“Il bene primario della società dei consumatori sono i consumatori; i consumatori difettosi sono il suo passivo più irritante e costoso” (Z. Bauman).
La parola “moderno” è ancora oggi un concetto altamente incompreso e spesso offuscato da molte parentesi inutili e illusorie. Quando parliamo di “modernità”, di “progresso”, di “futuro” non pensiamo che, allo stesso tempo e con la stessa pretesa egoistica, stiamo forse correndo un po’ troppo? Ogni periodo storico ha certamente il suo percorso, i suoi obiettivi e le sue mete, ma tutto ciò non deve per nulla farci pensare di essere degli “arrivati”. La consapevolezza di ciò che siamo è importante per capire ciò che vorremo essere. L’uomo moderno è ormai preso in un vortice di “progresso” talmente veloce che questo rischia di renderlo povero e “mancante”. In questa corsa disperata contro tutto e contro niente, l’uomo perde di vista la sua vera identità, vive come se il tempo fosse suo nemico e cancella definitivamente la consapevolezza di essere uomo, e, in quanto tale, capace di andare ben al di là del mero progresso.
In questa prospettiva, l’uomo diventa altresì un “cultore dello scarto”, dove per scarto intendiamo superficialità di selezione, ignoranza di pensiero, povertà interiore, banalità esistenziale. L’uomo moderno ha aperto la strada ad una cultura dello scarto dove tutto e tutti sono scarti, dove chi ha forze vive e chi non ha forze muore. L’efficienza è sempre al primo posto, il narcisismo fisico, psichico e ideale sta alla base del pensiero debole e comune. Si sta perdendo di vista il vero orizzonte della vita, il vero scopo dell’essere umano: vivere per dare senso. Chi abbraccia la cultura dello scarto diventa scarto di conseguenza. Oggi servi, domani no. Ora sei utile, importante e necessario, domani non sei più nessuno. Modernità e scarto stanno per diventare le linee guida di una società ricca materialmente ma povera interiormente.
Che cosa può fare, dunque, l’uomo? Chi è l’uomo? Dove vuole andare? In un mondo dove fa da padrone la cultura dell’irenismo, dove tutto si può fare e provare, l’uomo è chiamato a recuperare quei valori necessari per rientrare in se stesso e guardare il mondo con occhi decisamente diversi. Deve sforzarsi di uscire dall’ottica del “rifiuto” per buttarsi nella più alta dimensione del “sacro” e del prezioso.

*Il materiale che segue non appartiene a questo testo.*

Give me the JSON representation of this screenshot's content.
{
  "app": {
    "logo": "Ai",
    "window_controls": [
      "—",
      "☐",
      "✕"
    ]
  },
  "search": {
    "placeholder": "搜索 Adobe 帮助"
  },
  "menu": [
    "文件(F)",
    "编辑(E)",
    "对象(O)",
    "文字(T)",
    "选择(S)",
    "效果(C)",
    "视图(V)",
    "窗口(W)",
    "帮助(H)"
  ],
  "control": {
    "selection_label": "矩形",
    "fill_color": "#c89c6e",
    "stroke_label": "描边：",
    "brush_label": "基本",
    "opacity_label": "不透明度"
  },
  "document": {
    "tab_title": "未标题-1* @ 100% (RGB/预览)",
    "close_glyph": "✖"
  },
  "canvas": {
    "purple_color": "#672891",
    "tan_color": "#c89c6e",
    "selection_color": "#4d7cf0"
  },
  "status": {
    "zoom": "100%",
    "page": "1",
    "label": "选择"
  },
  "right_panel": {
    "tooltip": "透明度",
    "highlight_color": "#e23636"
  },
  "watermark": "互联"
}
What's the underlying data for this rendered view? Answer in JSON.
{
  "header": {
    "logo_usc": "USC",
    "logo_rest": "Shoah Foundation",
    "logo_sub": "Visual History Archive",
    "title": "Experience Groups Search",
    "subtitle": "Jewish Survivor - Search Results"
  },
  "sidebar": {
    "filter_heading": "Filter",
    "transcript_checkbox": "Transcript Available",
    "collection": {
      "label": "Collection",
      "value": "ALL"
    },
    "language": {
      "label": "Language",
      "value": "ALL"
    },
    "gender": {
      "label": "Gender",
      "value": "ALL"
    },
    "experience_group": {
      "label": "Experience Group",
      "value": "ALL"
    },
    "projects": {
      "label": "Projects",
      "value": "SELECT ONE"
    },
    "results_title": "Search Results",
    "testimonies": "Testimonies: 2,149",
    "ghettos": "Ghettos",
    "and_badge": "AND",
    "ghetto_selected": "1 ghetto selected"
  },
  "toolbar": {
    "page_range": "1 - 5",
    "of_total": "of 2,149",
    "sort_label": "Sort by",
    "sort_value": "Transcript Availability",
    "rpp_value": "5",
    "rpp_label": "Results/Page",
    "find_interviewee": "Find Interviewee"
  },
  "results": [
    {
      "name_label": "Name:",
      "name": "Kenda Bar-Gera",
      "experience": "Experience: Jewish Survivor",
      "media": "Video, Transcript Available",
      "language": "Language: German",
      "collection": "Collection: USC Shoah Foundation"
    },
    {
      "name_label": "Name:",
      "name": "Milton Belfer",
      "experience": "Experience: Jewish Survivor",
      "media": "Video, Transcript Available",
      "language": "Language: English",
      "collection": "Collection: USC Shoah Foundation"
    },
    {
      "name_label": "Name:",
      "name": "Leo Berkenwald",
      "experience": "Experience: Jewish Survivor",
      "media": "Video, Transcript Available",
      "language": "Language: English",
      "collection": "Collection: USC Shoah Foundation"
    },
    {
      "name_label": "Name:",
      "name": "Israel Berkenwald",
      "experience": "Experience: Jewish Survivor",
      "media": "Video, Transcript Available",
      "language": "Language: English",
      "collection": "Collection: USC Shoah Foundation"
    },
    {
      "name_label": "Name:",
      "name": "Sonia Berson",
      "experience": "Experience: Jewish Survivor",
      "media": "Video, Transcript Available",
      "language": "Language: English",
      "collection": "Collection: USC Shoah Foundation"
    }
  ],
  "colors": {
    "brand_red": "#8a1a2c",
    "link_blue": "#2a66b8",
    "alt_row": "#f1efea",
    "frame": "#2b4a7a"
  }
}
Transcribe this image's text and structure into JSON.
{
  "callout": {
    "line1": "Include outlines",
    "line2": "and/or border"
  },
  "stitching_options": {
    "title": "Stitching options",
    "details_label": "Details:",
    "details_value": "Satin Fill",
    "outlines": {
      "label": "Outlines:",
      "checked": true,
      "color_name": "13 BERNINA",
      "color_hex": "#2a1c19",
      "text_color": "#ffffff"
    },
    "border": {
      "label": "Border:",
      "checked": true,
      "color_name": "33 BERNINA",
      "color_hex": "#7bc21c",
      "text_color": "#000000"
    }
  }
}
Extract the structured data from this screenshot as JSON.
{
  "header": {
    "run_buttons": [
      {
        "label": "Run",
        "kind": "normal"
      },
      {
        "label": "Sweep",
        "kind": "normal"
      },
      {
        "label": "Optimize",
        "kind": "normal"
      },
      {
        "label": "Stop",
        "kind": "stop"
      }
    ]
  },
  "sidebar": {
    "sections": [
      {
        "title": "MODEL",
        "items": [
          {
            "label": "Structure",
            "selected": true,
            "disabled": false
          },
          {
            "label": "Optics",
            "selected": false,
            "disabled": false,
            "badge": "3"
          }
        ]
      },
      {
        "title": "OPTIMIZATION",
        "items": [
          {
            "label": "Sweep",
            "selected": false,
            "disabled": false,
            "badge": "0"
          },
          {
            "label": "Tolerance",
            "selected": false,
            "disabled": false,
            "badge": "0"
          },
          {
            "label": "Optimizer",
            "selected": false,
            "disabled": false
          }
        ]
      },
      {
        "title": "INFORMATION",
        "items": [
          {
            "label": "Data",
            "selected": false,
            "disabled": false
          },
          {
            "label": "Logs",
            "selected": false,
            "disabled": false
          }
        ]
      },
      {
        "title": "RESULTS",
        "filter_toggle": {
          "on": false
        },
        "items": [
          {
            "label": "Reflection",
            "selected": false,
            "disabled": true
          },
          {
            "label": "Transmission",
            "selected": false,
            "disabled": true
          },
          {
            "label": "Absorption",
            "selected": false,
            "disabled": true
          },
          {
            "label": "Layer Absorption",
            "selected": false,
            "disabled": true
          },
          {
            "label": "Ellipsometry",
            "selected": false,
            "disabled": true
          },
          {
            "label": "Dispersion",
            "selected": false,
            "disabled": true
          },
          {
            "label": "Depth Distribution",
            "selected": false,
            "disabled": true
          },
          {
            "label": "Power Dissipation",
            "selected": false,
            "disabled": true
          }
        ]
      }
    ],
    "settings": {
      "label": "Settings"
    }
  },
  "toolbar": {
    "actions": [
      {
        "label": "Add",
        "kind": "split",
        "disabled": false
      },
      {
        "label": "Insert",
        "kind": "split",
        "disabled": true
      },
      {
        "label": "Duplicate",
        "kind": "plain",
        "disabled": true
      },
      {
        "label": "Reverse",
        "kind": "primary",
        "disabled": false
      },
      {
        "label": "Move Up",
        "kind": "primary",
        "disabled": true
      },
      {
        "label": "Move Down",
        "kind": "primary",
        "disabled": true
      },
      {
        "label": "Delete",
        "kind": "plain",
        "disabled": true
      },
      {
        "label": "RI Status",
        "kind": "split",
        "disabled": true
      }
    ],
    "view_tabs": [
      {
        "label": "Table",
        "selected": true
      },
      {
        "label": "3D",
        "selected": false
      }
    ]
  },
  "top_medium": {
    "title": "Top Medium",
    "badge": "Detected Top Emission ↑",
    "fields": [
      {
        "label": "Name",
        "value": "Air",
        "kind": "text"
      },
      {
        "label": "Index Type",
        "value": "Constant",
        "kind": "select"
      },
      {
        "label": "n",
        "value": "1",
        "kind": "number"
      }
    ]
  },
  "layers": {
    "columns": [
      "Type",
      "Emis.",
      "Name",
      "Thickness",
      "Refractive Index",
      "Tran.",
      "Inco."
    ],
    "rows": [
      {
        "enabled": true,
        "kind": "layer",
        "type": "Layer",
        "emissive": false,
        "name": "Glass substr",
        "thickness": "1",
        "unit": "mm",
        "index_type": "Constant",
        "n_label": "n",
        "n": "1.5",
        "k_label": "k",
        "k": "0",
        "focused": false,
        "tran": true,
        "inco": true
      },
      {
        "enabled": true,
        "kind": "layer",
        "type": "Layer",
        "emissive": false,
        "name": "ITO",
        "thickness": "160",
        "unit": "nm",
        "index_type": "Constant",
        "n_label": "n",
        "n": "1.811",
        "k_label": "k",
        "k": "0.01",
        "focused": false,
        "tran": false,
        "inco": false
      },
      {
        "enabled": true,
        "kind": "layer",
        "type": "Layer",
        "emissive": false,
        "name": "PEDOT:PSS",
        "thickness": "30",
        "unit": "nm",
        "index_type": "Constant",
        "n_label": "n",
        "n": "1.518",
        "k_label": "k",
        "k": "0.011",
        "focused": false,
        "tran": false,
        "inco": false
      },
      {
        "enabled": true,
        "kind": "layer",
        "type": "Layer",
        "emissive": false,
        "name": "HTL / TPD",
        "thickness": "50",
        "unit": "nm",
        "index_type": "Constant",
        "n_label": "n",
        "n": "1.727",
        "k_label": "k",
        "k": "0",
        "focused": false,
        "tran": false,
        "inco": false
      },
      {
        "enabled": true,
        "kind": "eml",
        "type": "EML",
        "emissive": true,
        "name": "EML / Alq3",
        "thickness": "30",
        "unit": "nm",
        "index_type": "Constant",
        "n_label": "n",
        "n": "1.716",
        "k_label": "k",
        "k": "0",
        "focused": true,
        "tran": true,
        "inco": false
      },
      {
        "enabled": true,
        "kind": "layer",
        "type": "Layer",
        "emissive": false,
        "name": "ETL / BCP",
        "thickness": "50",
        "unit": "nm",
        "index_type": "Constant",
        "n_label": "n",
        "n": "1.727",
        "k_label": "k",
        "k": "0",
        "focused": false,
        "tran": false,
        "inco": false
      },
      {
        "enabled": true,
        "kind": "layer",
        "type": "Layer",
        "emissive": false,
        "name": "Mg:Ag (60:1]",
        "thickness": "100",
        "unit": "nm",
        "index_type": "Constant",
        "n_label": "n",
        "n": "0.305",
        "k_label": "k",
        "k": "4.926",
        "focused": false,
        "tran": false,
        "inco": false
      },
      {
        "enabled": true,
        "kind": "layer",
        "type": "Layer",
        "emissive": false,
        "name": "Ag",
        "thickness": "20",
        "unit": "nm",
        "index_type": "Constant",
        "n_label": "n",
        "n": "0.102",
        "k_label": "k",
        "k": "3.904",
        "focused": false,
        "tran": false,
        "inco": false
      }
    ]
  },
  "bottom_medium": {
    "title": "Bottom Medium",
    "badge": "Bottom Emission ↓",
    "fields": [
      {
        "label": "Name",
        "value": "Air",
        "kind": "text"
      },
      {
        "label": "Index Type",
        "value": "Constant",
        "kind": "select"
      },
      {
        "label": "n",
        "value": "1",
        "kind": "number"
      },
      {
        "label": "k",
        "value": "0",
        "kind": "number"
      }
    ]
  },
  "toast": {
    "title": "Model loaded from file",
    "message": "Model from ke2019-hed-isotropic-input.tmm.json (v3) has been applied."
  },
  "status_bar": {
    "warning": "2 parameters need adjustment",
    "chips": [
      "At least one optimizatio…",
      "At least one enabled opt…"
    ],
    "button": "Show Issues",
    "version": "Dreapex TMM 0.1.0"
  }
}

Nel suo importante lavoro “Vite di scarto”, il filosofo Zygmunt Bauman ci aiuta a riflettere ulteriormente su questa urgente dinamica: “Gli oggetti non sono più fatti per durare e per servirci a lungo: in questo stadio “avanzato” dell’economia di mercato tutto concorre a spingerci a sostituire il vecchio con il nuovo, sempre più rapidamente, perché è il nuovo che promette maggiore soddisfazione e l’appagamento, almeno momentaneo, dei nostri desideri. Il lato oscuro di questa incessante sete di novità è rappresentato dal vecchio che deve essere eliminato, non soltanto fisicamente, ma anche dal nostro cospetto. Non vogliamo più vedere gli scarti di quello che un tempo era così alla moda. I rifiuti sono il simbolo di questa accelerazione dei tempi, oltre che il loro scarto, e rappresentano ciò che a tutti i costi vogliamo rimuovere, fino a dimenticarcene”.
Ecco, dunque, spiegato il senso di ciò che oggi definiamo “modernità” e “cultura dello scarto”. In questo mondo che per certe sfumature si mostra terrificante, si nasconde una speranza di novità, dove per nuovo intendiamo la capacità dell’uomo di pensare. Attraverso il pensiero si può combattere l’ignoranza fittizia che annebbia il nostro intimo e si può costruire pienezza. Attraverso il pensiero possiamo trasformare lo scarto e il rifiuto in qualcosa di sacro e utile. Solo così diventeremo veri uomini e donne capaci di guardare oltre, impegnati a vivere invece che sopravvivere.